Here I list the disadvantages of the single primary key generation system not to say I think this solution is completely undesirable, depending on the specific business scenario, according to the author my experience has not yet found a suitable scenario using a separate primary key generator.

The proposal I put forward in the above also has a feature is to ensure that the data in different physical table evenly distributed, uniform distribution can guarantee the load balance of different physical tables, so that there will not be a system hotspot, and will not make a server than other servers do less and idle resources, evenly distributed resources can effectively use resources, Lower the cost of production to improve production efficiency, but uniform distribution of data often gives us a lot of trouble with business operations.

Horizontally split the database after we also consider the problem of horizontal expansion, for example, if we use 3 servers in advance to complete the horizontal split, if the system runs to a certain stage, the table has encountered a storage bottleneck, we have to scale the database, then if our horizontal split plan to start the design is not good, Then the expansion time will encounter a lot of trouble.

The above questions will be discussed in my next article, write here today, I wish you a happy life.

Thoughts on the evolution of large-scale website technology (IV.)--Storage bottlenecks (4)

Contact Us

The content source of this page is from Internet, which doesn't represent Alibaba Cloud's opinion; products and services mentioned on that page don't have any relationship with Alibaba Cloud.
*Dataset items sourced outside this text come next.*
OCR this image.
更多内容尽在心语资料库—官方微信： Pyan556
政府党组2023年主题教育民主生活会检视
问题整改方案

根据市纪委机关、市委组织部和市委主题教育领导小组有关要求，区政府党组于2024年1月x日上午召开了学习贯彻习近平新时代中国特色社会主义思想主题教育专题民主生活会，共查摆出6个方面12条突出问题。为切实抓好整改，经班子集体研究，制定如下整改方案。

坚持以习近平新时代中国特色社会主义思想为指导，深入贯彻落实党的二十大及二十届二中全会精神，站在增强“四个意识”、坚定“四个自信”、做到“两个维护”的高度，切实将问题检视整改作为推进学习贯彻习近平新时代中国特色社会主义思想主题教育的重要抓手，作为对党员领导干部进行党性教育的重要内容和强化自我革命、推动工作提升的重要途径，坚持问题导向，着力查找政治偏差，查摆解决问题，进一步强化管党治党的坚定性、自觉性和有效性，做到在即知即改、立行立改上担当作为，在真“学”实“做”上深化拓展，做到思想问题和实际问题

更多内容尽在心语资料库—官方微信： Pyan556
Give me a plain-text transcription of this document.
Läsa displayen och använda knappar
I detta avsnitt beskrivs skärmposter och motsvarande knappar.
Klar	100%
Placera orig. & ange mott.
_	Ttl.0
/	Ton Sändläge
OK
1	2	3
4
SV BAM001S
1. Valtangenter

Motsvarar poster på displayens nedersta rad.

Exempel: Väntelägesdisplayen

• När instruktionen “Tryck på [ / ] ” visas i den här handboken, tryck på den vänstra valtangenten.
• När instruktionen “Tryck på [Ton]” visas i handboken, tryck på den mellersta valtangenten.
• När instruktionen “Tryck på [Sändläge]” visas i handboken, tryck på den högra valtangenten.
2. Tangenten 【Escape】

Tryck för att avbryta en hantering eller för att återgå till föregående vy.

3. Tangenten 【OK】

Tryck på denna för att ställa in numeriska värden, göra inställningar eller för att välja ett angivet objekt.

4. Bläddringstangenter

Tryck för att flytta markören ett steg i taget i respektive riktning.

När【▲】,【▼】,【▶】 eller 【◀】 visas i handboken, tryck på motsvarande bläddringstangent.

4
If the content of the page makes you feel confusing, please write us an email, we will handle the problem within 5 days after receiving your email.

If you find any instances of plagiarism from the community, please send an email to: info-contact@alibabacloud.com and provide relevant evidence. A staff member will contact you within 5 working days.

A Free Trial That Lets You Build Big!

Start building with 50+ products and up to 12 months usage for Elastic Compute Service

  • Sales Support

    1 on 1 presale consultation

  • After-Sales Support

    24/7 Technical Support 6 Free Tickets per Quarter Faster Response

  • Alibaba Cloud offers highly flexible support services tailored to meet your exact needs.